E, então, o que eles têm que fazer? Eles têm que substituir o herói que mata pelo herói que cura, que consola, que cuida. Que o homem salve vidas em vez de matar, descubra a cura do câncer e da Aids em troca da fabricação de mísseis, construa hospitais ao invés de construir alojamentos de guerra, faça vacinas reduzindo as fábricas de projéteis, que o investimento em armas e bombas sejam transformados em laboratórios de pesquisa, que sejam substituídos os tanques de guerra por ambulâncias, que seja substituída a morte pela vida.
VIVIAN GAIDARJI DE MORAES (estudante) - Londrina
TV e a guerra
Cerca de dois meses atrás quase foi possível vermos isso na TV, Galvão Bueno narrando: ''Bem amigos da Rede Globo, falamos ao vivo do centro de Bagdá para mais um ataque anglo-americano ao Iraque, as bombas já começam a cair, as pessoas desesperadas correm para se salvar, sangue e destruição para todos os lados, a população amedrontada assiste indefesa à invasão de seus país sem nada poder fazer para combater a poderosa força invasora.''
O show da TV na cobertura da guerra anlgo-americana contra o Iraque, deixou no chão a transmissão da queima de fogos na virada de ano na praia de Copacabana, colocando o telespectador no front de batalha, onde os mais sensíveis sentiam até calafrios ao ver as explosões. As emissoras ajustavam seus horários para transmitir ao vivo os bombardeios, quase que anunciavam ''atenção não percam o ataque das 6h'' ou ''você vai ver esta noite no ataque ao Iraque a detonação da mãe de todas as bombas.''
Esta guerra cruel e ilegítima foi transformada pela TV num show pirotécnico, em que a guerra pela audiência lançou no ar uma série de notícias falsas e equivocadas, na qual só mostrou mesmo o poderio bélico americano e exaltou ainda mais a sua força e supremacia. Mas e agora depois que o show acabou? Não há nenhum comentário por parte das emissora que explorarou a carnificina da guerra a respeito do que vai ser do Iraque no pós-guerra, e dos planos anglo-americanos no controle do petróleo da região. Essa retirada estratégica da mídia, assim como no Afeganistão, abafa a questão e permite a livre atuação dos EUA no controle do Iraque. Este é o tipo de mídia a que estamos submetidos, que explora os fatos e mascara a verdade, trabalhando a serviço do poder e da força.

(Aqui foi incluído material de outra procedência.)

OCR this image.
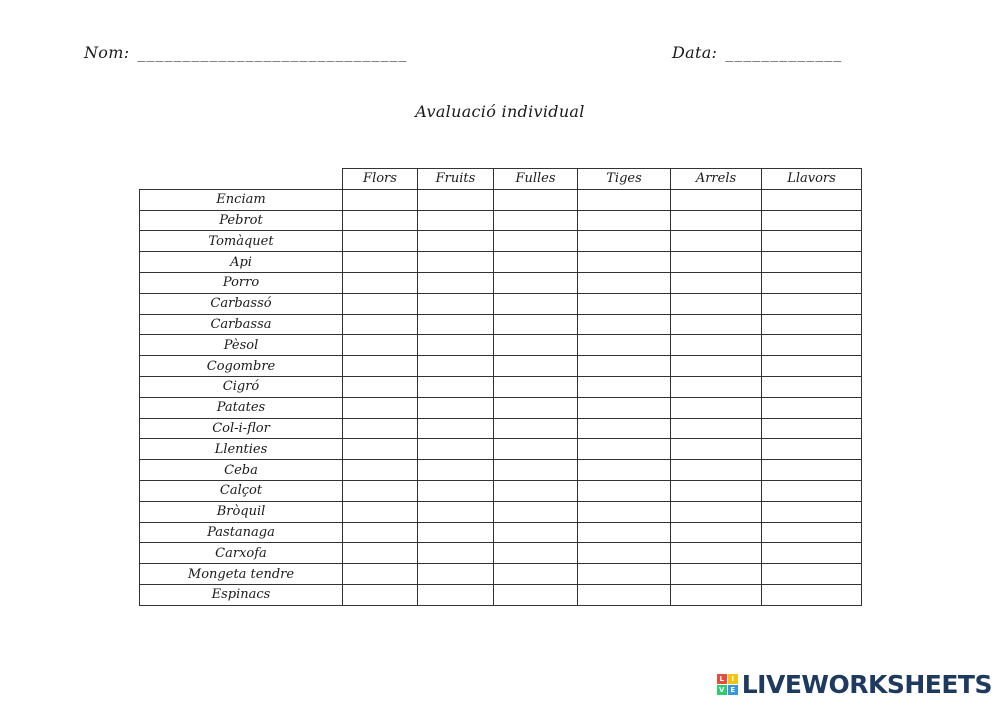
Nom: ______________________________	Data: _____________
Avaluació individual
	Flors	Fruits	Fulles	Tiges	Arrels	Llavors
Enciam						
Pebrot						
Tomàquet						
Api						
Porro						
Carbassó						
Carbassa						
Pèsol						
Cogombre						
Cigró						
Patates						
Col-i-flor						
Llenties						
Ceba						
Calçot						
Bròquil						
Pastanaga						
Carxofa						
Mongeta tendre						
Espinacs						
L	I
V E LIVEWORKSHEETS
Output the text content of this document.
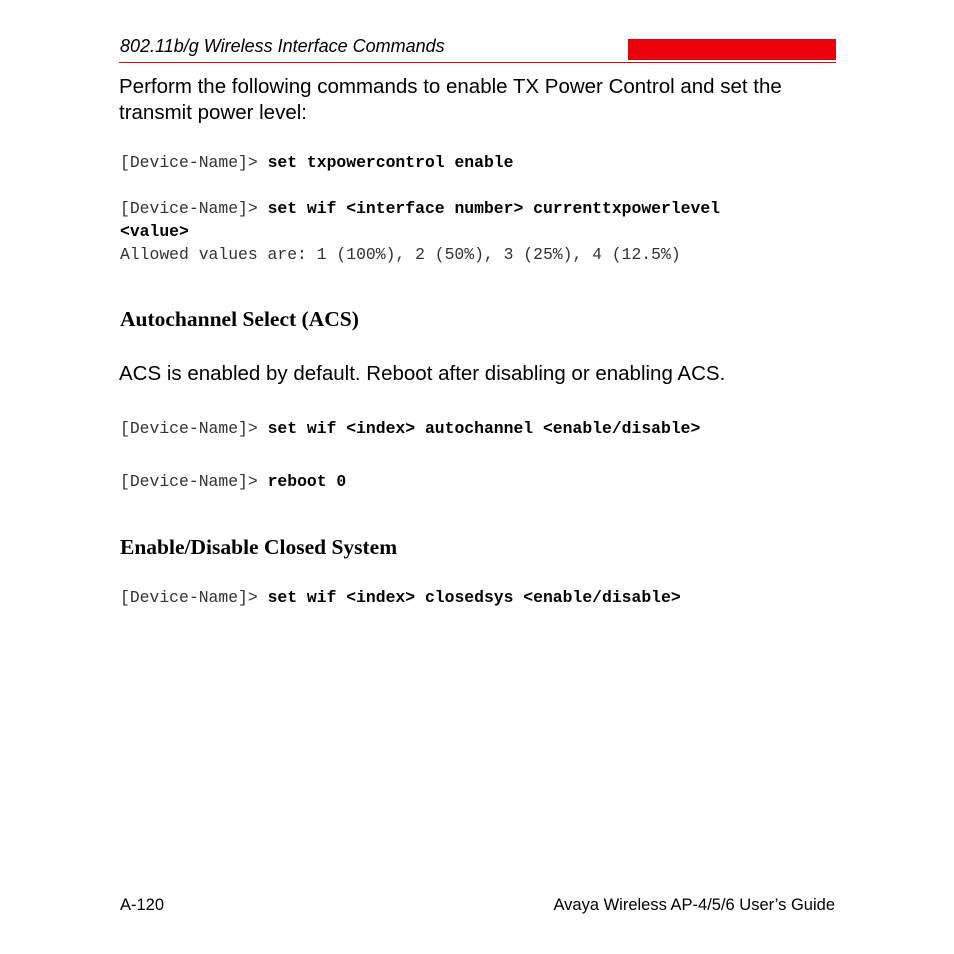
802.11b/g Wireless Interface Commands
Perform the following commands to enable TX Power Control and set the
transmit power level:
[Device-Name]> set txpowercontrol enable
[Device-Name]> set wif <interface number> currenttxpowerlevel
<value>
Allowed values are: 1 (100%), 2 (50%), 3 (25%), 4 (12.5%)
Autochannel Select (ACS)
ACS is enabled by default. Reboot after disabling or enabling ACS.
[Device-Name]> set wif <index> autochannel <enable/disable>
[Device-Name]> reboot 0
Enable/Disable Closed System
[Device-Name]> set wif <index> closedsys <enable/disable>
A-120	Avaya Wireless AP-4/5/6 User’s Guide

CARLOS EDUARDO PEDREZINI - Campo Mourão
Correção
- Diferentemente do que foi publicado domingo na Folha (Especial, página 10), o programa de prevenção de doenças sexualmente transmissíveis (DSTs) e Aids para adolescentes promovido pela Associação Londrinense Interdisciplinar de Aids (Alia) foi financiado pela secretaria de Assistência Social de Londrina e não pelo Ministério da Saúde.